On January 18, 2017, I posted a blog article entitled Separating Actual Cocaine From The Filler: A Look At How The Ohio Supremes Are Requiring The State To Prove The Weight Of Cocaine Without Any Filler.
In that article, I discussed State v. Gonzales, 2016-Ohio-8319, and how the Ohio Supreme Court was asked, “Must the state, in prosecuting cocaine offense involving mixed substances under R.C. 2925.11(C)(4)(b) through (f), prove that the weight of the cocaine meets the statutory threshold, excluding the weight of any filler materials used in the mixture?”
Based on that question, the Ohio Supremes held that in prosecuting cocaine-possession offenses under R.C. 2925.11(C)(4)(b) through (f) involving mixed substances, the state must prove that the weight of the actual cocaine, excluding the weight of any filler materials, meets the statutory threshold.
Well unfortunately for Gonzales I, it only last for a few short months and has now been reversed by the Ohio Supreme Court.
Pursuant to Supreme Court Practice Rule 18.02, the state filed a Motion to Reconsider the court’s original ruling in Gonzales I. S.Ct.Prac.R. 18.02 gives the Ohio State Supreme Court the authority to “correct decisions which, upon reflection, are deemed to have been made in error.” State ex rel. Huebner v. W. Jefferson Village Council, 75 Ohio St.3d 381. The Court, “will not, however, grant reconsideration when a movant seeks to merely to reargue the case at hand.” Dublin City Schools Bd. of Edn. v. Franklin Cty. Bd. of Revision, 2014-Ohio-1940.
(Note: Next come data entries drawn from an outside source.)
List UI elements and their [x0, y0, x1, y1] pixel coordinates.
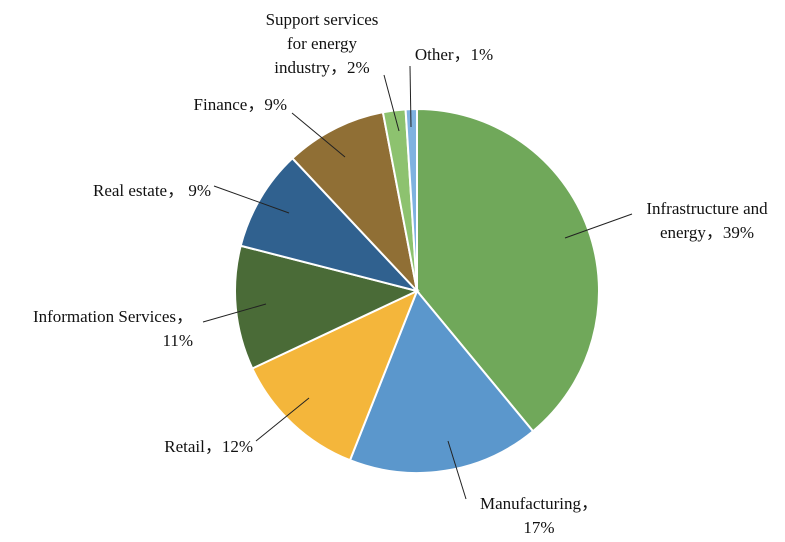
leader-line-retail: [255, 397, 310, 442]
pie-slices: [234, 107, 600, 474]
slice-label-line: Support services: [266, 10, 379, 29]
slice-label-line: 11%: [162, 331, 193, 350]
pie-slice-finance: [290, 111, 419, 295]
slice-label-information-services: Information Services， 11%: [33, 307, 193, 350]
slice-label-line: Information Services，: [33, 307, 193, 326]
leader-line-other: [409, 65, 412, 128]
pie-slice-information-services: [234, 244, 420, 370]
slice-label-real-estate: Real estate， 9%: [93, 181, 211, 200]
slice-label-line: Manufacturing，: [480, 494, 598, 513]
slice-label-line: Real estate， 9%: [93, 181, 211, 200]
leader-line-information-services: [202, 303, 267, 323]
slice-label-line: Retail，12%: [164, 437, 253, 456]
leader-line-support-services-for-energy-industry: [383, 74, 400, 132]
pie-slice-manufacturing: [348, 289, 535, 474]
leader-line-real-estate: [213, 185, 290, 214]
slice-label-retail: Retail，12%: [164, 437, 253, 456]
leader-line-manufacturing: [447, 440, 467, 500]
slice-label-other: Other，1%: [415, 45, 493, 64]
pie-slice-other: [404, 107, 418, 292]
slice-label-infrastructure-and-energy: Infrastructure and energy，39%: [646, 199, 768, 242]
slice-label-finance: Finance，9%: [194, 95, 287, 114]
leader-line-infrastructure-and-energy: [564, 213, 633, 239]
slice-label-support-services-for-energy-industry: Support services for energy industry，2%: [266, 10, 379, 77]
slice-label-line: 17%: [523, 518, 554, 537]
pie-slice-retail: [250, 289, 419, 462]
leader-line-finance: [291, 112, 346, 158]
slice-label-line: Finance，9%: [194, 95, 287, 114]
slice-label-line: industry，2%: [274, 58, 369, 77]
slice-label-manufacturing: Manufacturing， 17%: [480, 494, 598, 537]
pie-slice-real-estate: [239, 156, 421, 293]
leader-lines: [202, 65, 633, 500]
slice-label-line: Other，1%: [415, 45, 493, 64]
slice-label-line: Infrastructure and: [646, 199, 768, 218]
slice-labels: Infrastructure and energy，39% Manufacturin…: [33, 10, 768, 537]
slice-label-line: for energy: [287, 34, 358, 53]
slice-label-line: energy，39%: [660, 223, 754, 242]
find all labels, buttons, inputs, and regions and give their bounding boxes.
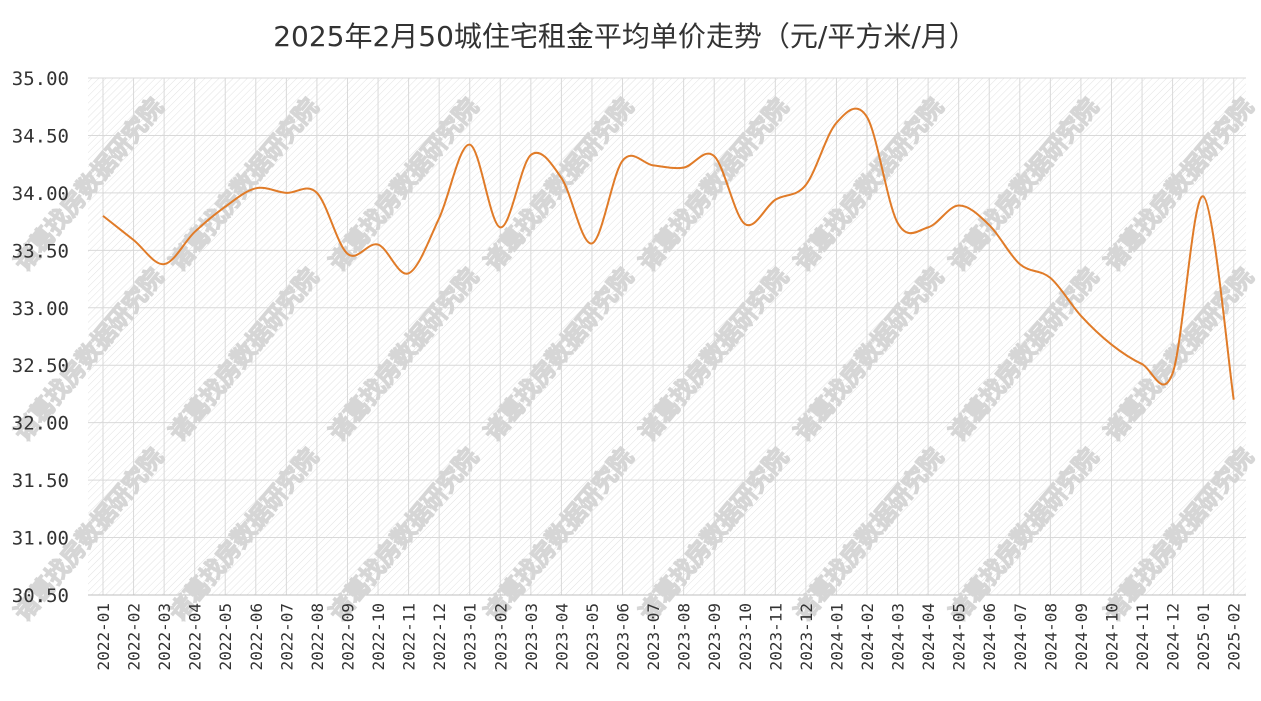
- series-line: [102, 107, 1235, 400]
- chart-title: 2025年2月50城住宅租金平均单价走势（元/平方米/月）: [273, 20, 977, 53]
- y-axis: 35.00 34.50 34.00 33.50 33.00 32.50 32.00 31.50…: [12, 68, 69, 607]
- x-tick-label: 2024-06: [980, 603, 999, 670]
- y-tick-label: 35.00: [12, 68, 69, 90]
- y-tick-label: 34.50: [12, 125, 69, 147]
- x-tick-label: 2022-05: [216, 603, 235, 670]
- x-tick-label: 2023-06: [614, 603, 633, 670]
- x-tick-label: 2022-09: [338, 603, 357, 670]
- x-tick-label: 2023-07: [644, 603, 663, 670]
- x-tick-label: 2025-02: [1225, 603, 1244, 670]
- x-tick-label: 2023-01: [461, 603, 480, 670]
- x-tick-label: 2024-12: [1164, 603, 1183, 670]
- x-tick-label: 2024-01: [827, 603, 846, 670]
- x-tick-label: 2023-08: [675, 603, 694, 670]
- x-tick-label: 2023-11: [766, 603, 785, 670]
- x-tick-label: 2023-03: [522, 603, 541, 670]
- x-tick-label: 2022-07: [277, 603, 296, 670]
- x-axis: 2022-01 2022-02 2022-03 2022-04 2022-05 2022-…: [94, 603, 1244, 670]
- x-tick-label: 2023-10: [736, 603, 755, 670]
- y-tick-label: 33.00: [12, 298, 69, 320]
- x-tick-label: 2024-04: [919, 603, 938, 670]
- y-tick-label: 31.50: [12, 470, 69, 492]
- x-tick-label: 2023-04: [552, 603, 571, 670]
- x-tick-label: 2022-12: [430, 603, 449, 670]
- x-tick-label: 2022-03: [155, 603, 174, 670]
- x-tick-label: 2022-08: [308, 603, 327, 670]
- y-tick-label: 32.50: [12, 355, 69, 377]
- y-tick-label: 33.50: [12, 240, 69, 262]
- y-tick-label: 34.00: [12, 183, 69, 205]
- x-tick-label: 2024-03: [889, 603, 908, 670]
- x-tick-label: 2022-06: [247, 603, 266, 670]
- x-tick-label: 2022-02: [125, 603, 144, 670]
- x-tick-label: 2023-12: [797, 603, 816, 670]
- y-tick-label: 30.50: [12, 585, 69, 607]
- x-tick-label: 2022-10: [369, 603, 388, 670]
- x-tick-label: 2023-02: [491, 603, 510, 670]
- x-tick-label: 2024-08: [1041, 603, 1060, 670]
- x-tick-label: 2022-01: [94, 603, 113, 670]
- x-tick-label: 2024-09: [1072, 603, 1091, 670]
- x-tick-label: 2024-10: [1102, 603, 1121, 670]
- y-tick-label: 32.00: [12, 413, 69, 435]
- x-tick-label: 2024-07: [1011, 603, 1030, 670]
- x-tick-label: 2024-02: [858, 603, 877, 670]
- y-tick-label: 31.00: [12, 528, 69, 550]
- x-tick-label: 2022-11: [400, 603, 419, 670]
- x-tick-label: 2022-04: [186, 603, 205, 670]
- x-tick-label: 2023-05: [583, 603, 602, 670]
- x-tick-label: 2024-05: [950, 603, 969, 670]
- x-tick-label: 2025-01: [1194, 603, 1213, 670]
- plot-area: [88, 78, 1246, 595]
- x-tick-label: 2024-11: [1133, 603, 1152, 670]
- x-tick-label: 2023-09: [705, 603, 724, 670]
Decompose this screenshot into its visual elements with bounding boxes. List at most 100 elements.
The state asserted in their Motion to Reconsider that the Court misapplied the rule of lenity and the canon of strict construction. Based on that belief the Court, in a 5-2 decision, granted the state’s Motion to Reconsider Gonzales I.
Chief Justice O’Connor, writing for the majority, held that the entire “compound, mixture, preparation, or substance,” including any fillers that are part of the usable drug, must be considered for the purpose of determining the appropriate penalty for cocaine possession under R.C. 2925.11(C)(4). Thus, the Court vacated its decision in Gonzales I and reinstated the 11 year prison sentence of Gonzales.
Justices Kennedy and O’Neill wrote dissenting opinions. Out of the two dissenting opinions, Justice O’Neill let his feelings known!
Justice O’Neill stated that each of the opinions in Gonzales I were fully and carefully considered by the seven justices of the court and the only thing that has changed since Gonzales I is the makeup of the court. Justice O’Neill followed that up with “[f]rom this day forward, newly seated justices on this court have a license to reconsider that which they never considered in the first place.” Original emphasis.
And to drive his dissatisfaction with the new majority opinion, ended his dissent with the following:
“To be clear, today’s majority opinion does a major disservice to the English language to arrive at a desired result. From this date forward, the statute in question will be read to mean that 2.99 grams of powder will now be considered to be 3.00 grams of cocaine if there is even a scintilla of the controlled substance found in the ‘mixture.’ Good enough for government work? I think not. I dissent.”
I believe a little history lesson might be in order with regards to the word “cocaine.” This whole wording debacle with regards to “cocaine” came about under a decade ago with lawmakers tried to equalize sentencing for powder cocaine and crack cocaine. This was done to address concerns that minorities, who were more likely to use crack than powder, were being punished disproportionately for using essentially the same drug being used by a white powerbroker who was using the powder form in a penthouse suite.
As I stated in my previous article, this is a problem for the Ohio General Assembly to figure out and potentially write a new law with regards to “cocaine.”
Rep. Robert Cupp presented Amended House Bill 4 to address the issue of cocaine and cocaine fillers after Gonzales I was decided. In the notes, the House Bill states the following:
“The General Assembly is aware of the Ohio Supreme Court’s holding in State v. Gonzales, 2016-Ohio-8319. It was not the intent of the General Assembly to require the State, in prosecuting cocaine offenses involving mixed substances, to prove that the weight of the cocaine meets the statutory threshold, excluding the weight of any filler material used in the mixture.”
Amended House Bill 4 has been passed in the House, but the Senate has not acted on the bill yet.
Only time will tell with regards to the fate of the word cocaine!